Counterstrain is a gentle, indirect manual therapy — the practitioner positions joints and muscles into pain-free positions and holds to allow involuntary release. It looks very different from exercise-based PT. Multiple post-surgical patients also find it helpful for residual symptoms.
If standard TOS PT hasn't moved the needle over 3+ months, searching specifically for a Jones Counterstrain-trained PT is worth the effort.
Exercises to avoid, exercises that help
Community-derivedPractical tool
The expanded dataset gives clearer guidance than the originals on which exercises aggravate vs. help TOS. Individual response varies, but the patterns are consistent.
Exercises community members flag as aggravating
- Planks — multiple users report significant worsening.
- Running — arm swing and impact aggravate compression for some; may be posture-related.
- Push-ups and pull-ups — specifically warned against for vascular TOS.
- Incline walking — promotes hunching, closes down the outlet.
- Yoga — some users worsened; one user's doctor specifically prescribed Pilates instead.
Exercises community members report help
- Pilates (modified) — repeatedly cited as better-tolerated than yoga.
- Glute resistance band work — encouraged by physios and reinforces bottom-up kinetic chain correction.
- Lower-body strengthening — "Low ab work.
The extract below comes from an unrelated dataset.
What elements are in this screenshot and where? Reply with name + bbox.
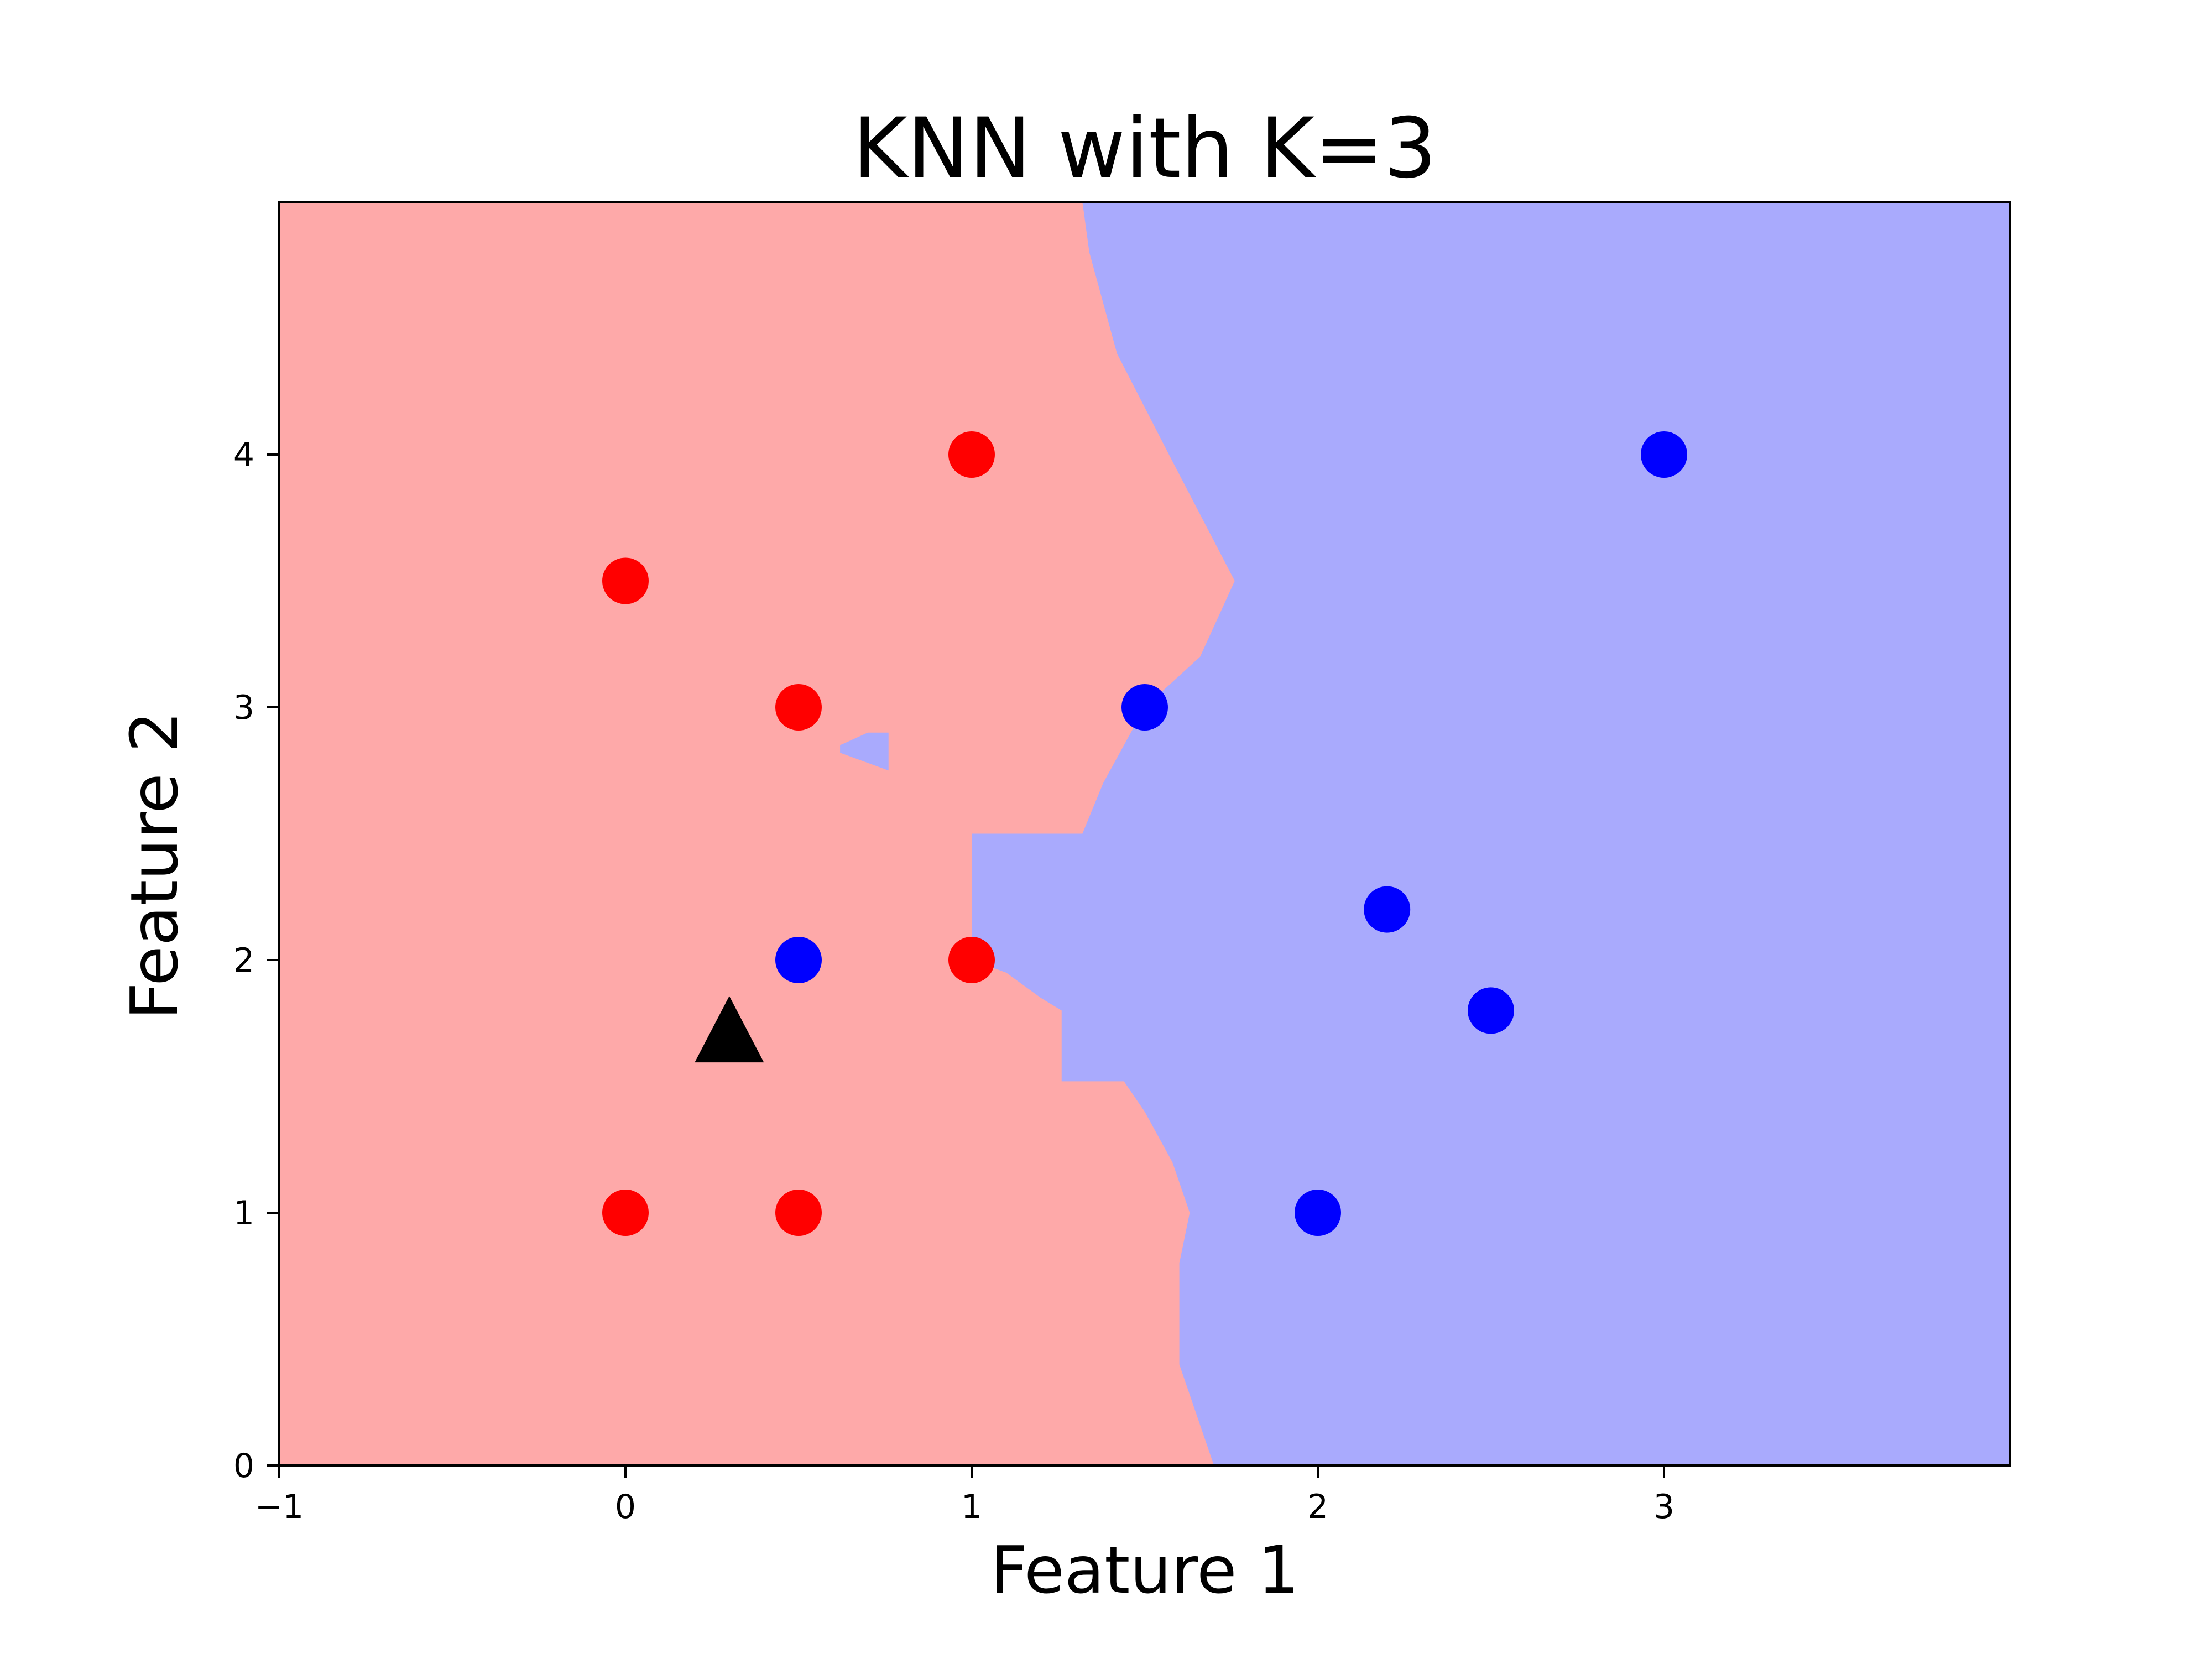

Glute work. Hamstrings. Give the upper body a reason to relax."
- Shoulders-up gym work — "I've learned the key is keeping shoulders up to prevent clavicle crushing nerves. With this approach I can do everything in the gym." (See caveat on posture.)
The underlying principle
Most TOS-aggravating exercises share a pattern: sustained arm-overhead or internal-rotation positions, static loading of the upper body, or high arm-use cardio. Most TOS-friendly exercises share a different pattern: lower-body work that builds the foundation, gentle scapular/rib cage mobility, and avoidance of overhead sustained positions.
Rare but notable
Community-derivedAnecdotal / caution
Single- or few-post patterns that are worth knowing about even if they're uncommon:
- Focal dystonia from TOS — one user developed focal dystonia in the forearm caused by TOS, treated successfully with 100 units of Botox across six forearm injection sites.
- Langer's arch muscle — an anomalous muscle variant raised as a potential compression source in the armpit area. Rare, but worth naming if armpit symptoms persist without explanation.
- Residual subclavian steal symptoms after FRR — one user who already had a rib removed still experiences morning headaches and memory problems, raising the possibility of residual vascular compression.
- Phoenix Theralase laser — one user reports consistent help from this modality. Single data point.
- SheBREATH Somatics (YouTube) — cited as helpful for coping with severe pain during the diagnostic waiting period.
How to read these
Single-post patterns are hypotheses, not established associations. They're worth knowing because if one describes your situation and nobody has mentioned it, you may save time getting to the right answer. They are not worth assuming until confirmed by additional data or your own clinicians.